Theseus, Herzog von Athen, heiratet. Seine Erwählte, die Königin der Amazonen, hat er mit dem Schwert erobert – und sie vergewaltigt. Hochschwanger stapft Hippolyta über die Szene, versucht mit Yoga und Fechten in Form zu bleiben. Die düsteren Voraussetzungen ihrer Eheschließung scheinen sie wenig zu kümmern. Keinesfalls aber will sie eines der herzigen Hochzeitskleider anziehen. Der Herzog ist irritiert. Er hat mit den Vorbereitungen für den großen Tag viel zu tun. Außerdem nervt ihn sein Hofmarschall Egeus mit familiären Problemen: Tochter Hermia will nicht den für sie vorgesehenen Demetrius heiraten, sondern hat sich in einen anderen Edelmann, Lysander, verschaut. Auf derartige Rebellion steht die Todesstrafe – oder ab ins Kloster. Theseus rät Hermia, sich ihre Entscheidung noch einmal zu überlegen...

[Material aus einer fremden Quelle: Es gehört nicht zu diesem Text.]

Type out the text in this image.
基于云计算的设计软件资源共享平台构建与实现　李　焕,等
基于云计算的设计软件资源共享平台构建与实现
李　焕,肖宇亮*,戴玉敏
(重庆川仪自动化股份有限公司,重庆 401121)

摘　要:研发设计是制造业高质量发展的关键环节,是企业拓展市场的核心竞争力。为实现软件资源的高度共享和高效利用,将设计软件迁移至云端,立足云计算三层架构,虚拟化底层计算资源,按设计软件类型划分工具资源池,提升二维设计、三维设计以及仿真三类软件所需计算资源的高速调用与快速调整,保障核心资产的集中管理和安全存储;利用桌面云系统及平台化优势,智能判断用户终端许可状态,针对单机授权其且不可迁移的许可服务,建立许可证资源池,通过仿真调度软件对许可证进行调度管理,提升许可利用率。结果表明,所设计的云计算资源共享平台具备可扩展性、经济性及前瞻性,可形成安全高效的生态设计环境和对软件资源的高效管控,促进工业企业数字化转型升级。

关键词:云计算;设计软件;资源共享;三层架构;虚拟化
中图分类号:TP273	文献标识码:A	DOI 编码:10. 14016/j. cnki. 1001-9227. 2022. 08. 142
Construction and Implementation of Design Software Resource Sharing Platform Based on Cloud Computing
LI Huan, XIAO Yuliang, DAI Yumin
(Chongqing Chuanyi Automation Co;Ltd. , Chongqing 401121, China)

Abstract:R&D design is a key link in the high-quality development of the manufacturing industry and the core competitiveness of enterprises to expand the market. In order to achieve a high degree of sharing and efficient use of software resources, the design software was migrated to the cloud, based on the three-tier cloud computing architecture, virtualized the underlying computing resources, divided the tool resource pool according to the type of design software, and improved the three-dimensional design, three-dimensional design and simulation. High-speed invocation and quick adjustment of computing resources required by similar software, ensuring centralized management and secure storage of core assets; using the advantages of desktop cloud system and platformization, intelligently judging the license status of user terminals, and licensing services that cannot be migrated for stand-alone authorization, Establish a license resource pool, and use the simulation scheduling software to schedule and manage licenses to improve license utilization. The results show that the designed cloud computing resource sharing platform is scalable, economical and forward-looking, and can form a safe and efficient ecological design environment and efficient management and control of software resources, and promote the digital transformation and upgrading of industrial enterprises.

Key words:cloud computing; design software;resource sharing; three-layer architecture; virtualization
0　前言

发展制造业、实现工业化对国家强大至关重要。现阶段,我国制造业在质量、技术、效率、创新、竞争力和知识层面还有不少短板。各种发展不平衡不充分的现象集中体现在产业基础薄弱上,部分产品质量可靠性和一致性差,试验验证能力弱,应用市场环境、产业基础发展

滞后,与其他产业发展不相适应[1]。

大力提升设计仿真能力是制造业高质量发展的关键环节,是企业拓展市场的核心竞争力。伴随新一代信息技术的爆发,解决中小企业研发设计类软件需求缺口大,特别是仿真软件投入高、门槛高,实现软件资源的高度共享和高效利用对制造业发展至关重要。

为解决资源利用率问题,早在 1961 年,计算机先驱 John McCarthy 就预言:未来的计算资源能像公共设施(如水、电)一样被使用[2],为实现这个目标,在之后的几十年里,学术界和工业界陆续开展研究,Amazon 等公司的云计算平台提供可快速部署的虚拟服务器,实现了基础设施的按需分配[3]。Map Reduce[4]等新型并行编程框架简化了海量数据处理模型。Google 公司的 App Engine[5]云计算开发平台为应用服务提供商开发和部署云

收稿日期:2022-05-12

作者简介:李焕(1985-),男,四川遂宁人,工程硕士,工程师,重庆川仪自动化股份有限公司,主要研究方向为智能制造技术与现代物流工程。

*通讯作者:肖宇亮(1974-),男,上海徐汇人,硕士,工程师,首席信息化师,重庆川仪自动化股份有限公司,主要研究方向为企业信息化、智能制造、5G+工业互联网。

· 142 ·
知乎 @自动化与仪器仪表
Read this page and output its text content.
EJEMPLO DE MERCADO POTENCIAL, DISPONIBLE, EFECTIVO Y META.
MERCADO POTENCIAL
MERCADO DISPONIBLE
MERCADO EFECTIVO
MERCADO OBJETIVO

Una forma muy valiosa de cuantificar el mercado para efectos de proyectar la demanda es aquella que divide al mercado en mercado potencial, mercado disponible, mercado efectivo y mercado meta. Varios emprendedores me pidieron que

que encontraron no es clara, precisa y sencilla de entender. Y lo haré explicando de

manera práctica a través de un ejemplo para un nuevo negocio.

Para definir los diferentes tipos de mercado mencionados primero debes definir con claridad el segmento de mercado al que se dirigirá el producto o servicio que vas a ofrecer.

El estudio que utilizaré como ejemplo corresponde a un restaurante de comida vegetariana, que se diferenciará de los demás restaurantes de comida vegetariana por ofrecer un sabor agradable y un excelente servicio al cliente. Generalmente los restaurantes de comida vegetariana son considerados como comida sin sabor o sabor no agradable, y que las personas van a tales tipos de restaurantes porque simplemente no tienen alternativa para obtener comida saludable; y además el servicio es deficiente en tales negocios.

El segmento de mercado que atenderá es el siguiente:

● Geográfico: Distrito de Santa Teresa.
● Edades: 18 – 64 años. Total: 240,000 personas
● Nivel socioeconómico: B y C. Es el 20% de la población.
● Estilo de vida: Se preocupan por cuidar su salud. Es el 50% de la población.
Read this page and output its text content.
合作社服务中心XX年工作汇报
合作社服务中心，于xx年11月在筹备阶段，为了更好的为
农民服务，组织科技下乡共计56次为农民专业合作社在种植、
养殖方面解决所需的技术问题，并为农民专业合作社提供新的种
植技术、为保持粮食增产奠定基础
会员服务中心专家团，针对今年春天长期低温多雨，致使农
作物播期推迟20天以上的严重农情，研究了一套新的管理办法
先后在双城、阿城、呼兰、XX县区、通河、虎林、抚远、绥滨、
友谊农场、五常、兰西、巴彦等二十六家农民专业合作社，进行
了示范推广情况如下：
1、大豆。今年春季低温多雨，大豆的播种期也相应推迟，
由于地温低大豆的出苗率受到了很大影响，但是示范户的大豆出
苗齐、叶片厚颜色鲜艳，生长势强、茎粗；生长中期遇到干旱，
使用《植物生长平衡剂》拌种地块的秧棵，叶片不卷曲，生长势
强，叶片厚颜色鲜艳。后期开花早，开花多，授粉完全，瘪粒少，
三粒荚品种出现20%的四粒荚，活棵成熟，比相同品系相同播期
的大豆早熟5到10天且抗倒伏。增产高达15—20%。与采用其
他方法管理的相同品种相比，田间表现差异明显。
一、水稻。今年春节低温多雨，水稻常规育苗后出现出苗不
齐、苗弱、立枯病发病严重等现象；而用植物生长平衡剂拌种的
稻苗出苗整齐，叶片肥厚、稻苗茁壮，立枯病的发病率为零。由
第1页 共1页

Henry Mason, Sohn eines Briten und einer Neuseeländerin, hat Shakespeares „Sommernachtstraum“ inszeniert, seit Samstagabend im Residenzhof bei den Salzburger Festspielen zu sehen. Das Stück wird ergänzt, in Wahrheit aber dominiert von Mendelssohns Musik: Ivor Bolton dirigiert das Mozarteum Orchester Salzburg. Mendelssohn steuert bei, was der Aufführung fehlt: abgründige Romantik, irrlichternde Erotik, Geheimnis, das Unstete der Leidenschaft, ihre Bedrohlichkeit, ihre Abgründe.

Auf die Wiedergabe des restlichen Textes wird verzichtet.